This week, my roommate got some bad news. Her dad got laid off.
Now, this wasn’t entirely unexpected. He’s got a number of years of experience and education, but he’s in an industry that has been especially hard hit by the current economic conditions. He and his wife have been anticipating this and planning for the possibility, so they will be okay. They’re some of the lucky ones.
This has been incredibly eye-opening for my roommate, however. She just finished grad school, and she has yet to find a job. Again, not entirely unexpected. But she had a safety net. Her parents were happy to help her out while she continues to job hunt. I haven’t discussed it with her, but I have a feeling that they aren’t cutting her off, even though their financial situation has changed so dramatically. I do think that she has suddenly realized that she can’t continue to take advantage of their generosity.
I have had issues with her money management for a while. I think it’s great that her parents help her out where they can so that she doesn’t have to take out so many loans, but at the same time, I have often thought that she is perhaps taking advantage of their generosity. We live in a nice apartment, but she wants to move into a new apartment that will run her about $300 more a month. (I will not be moving with her, which means that I will be roommateless again.) If she were employed, I wouldn’t say anything about this. If she wants to spend more money on rent, that’s her choice. But I don’t think this is a choice she should be considering if her parents are paying her rent.

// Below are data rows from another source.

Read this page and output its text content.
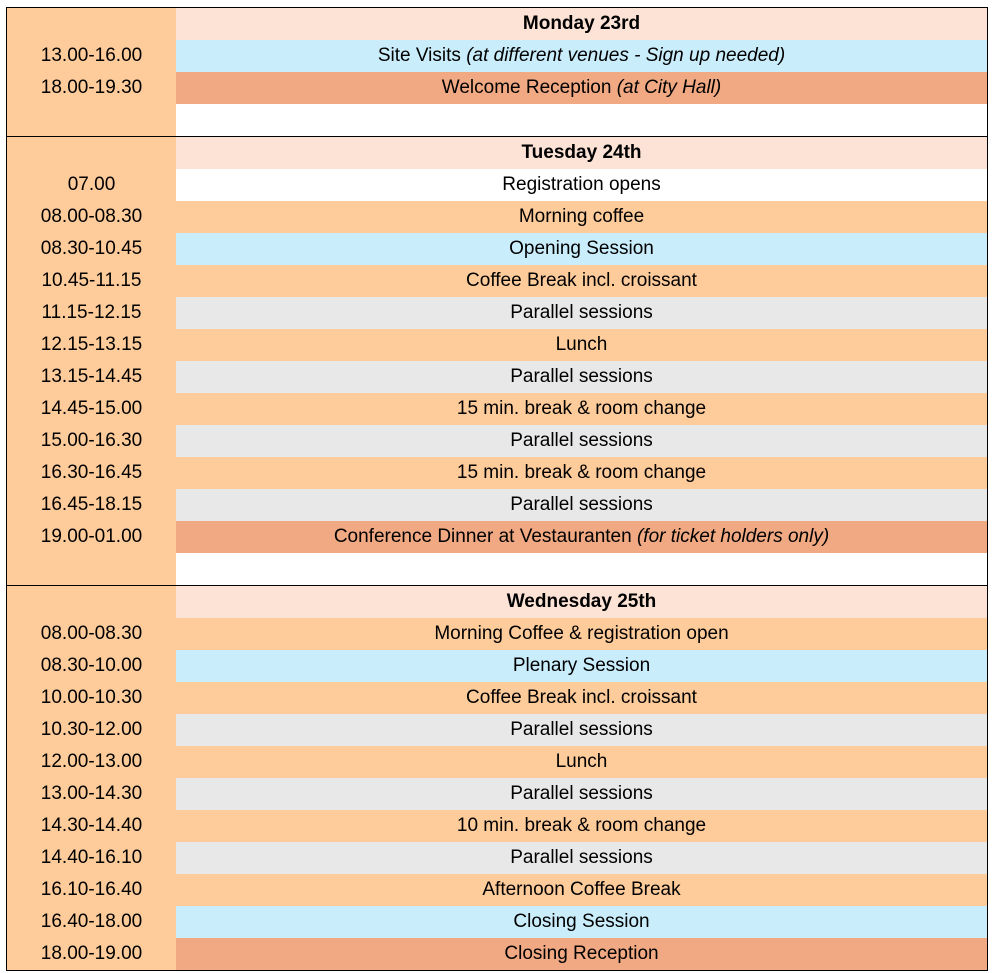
Monday 23rd
13.00-16.00	Site Visits (at different venues - Sign up needed)
18.00-19.30	Welcome Reception (at City Hall)
Tuesday 24th
07.00	Registration opens
08.00-08.30	Morning coffee
08.30-10.45	Opening Session
10.45-11.15	Coffee Break incl. croissant
11.15-12.15	Parallel sessions
12.15-13.15	Lunch
13.15-14.45	Parallel sessions
14.45-15.00	15 min. break & room change
15.00-16.30	Parallel sessions
16.30-16.45	15 min. break & room change
16.45-18.15	Parallel sessions
19.00-01.00	Conference Dinner at Vestauranten (for ticket holders only)
Wednesday 25th
08.00-08.30	Morning Coffee & registration open
08.30-10.00	Plenary Session
10.00-10.30	Coffee Break incl. croissant
10.30-12.00	Parallel sessions
12.00-13.00	Lunch
13.00-14.30	Parallel sessions
14.30-14.40	10 min. break & room change
14.40-16.10	Parallel sessions
16.10-16.40	Afternoon Coffee Break
16.40-18.00	Closing Session
18.00-19.00	Closing Reception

I was watching an episode of 18 Kids and Counting the other night, and the mother was asked if her eldest son, who recently married, is still being financially assisted by his parents. She laughed and said no, the purse strings had been cut. And sure, her son and daughter-in-law might have to live on love every so often because there’s no extra money to go around, but it’s important to learn those lessons.
My parents haven’t helped me out financially for years. If I needed them, they would, I think, but I wouldn’t ever want to have to ask. I’ve discussed my roommate’s situation with them, and they said if I were in her position, they would help me out with rent for a few months while I job hunted, but after that, I would be on my own. However, if I wanted to move back home and live with them, I am always welcome.
It is unfortunate that it took my roommate’s father losing his job for her to finally see the light and realize how lucky she has been and realize that she really needs to step up her job search and maybe look for a retail job to help pay the bills while she looks for something in her field. I do hope that things work out for her family as quickly as possible. It’s always hard to watch those around you struggle.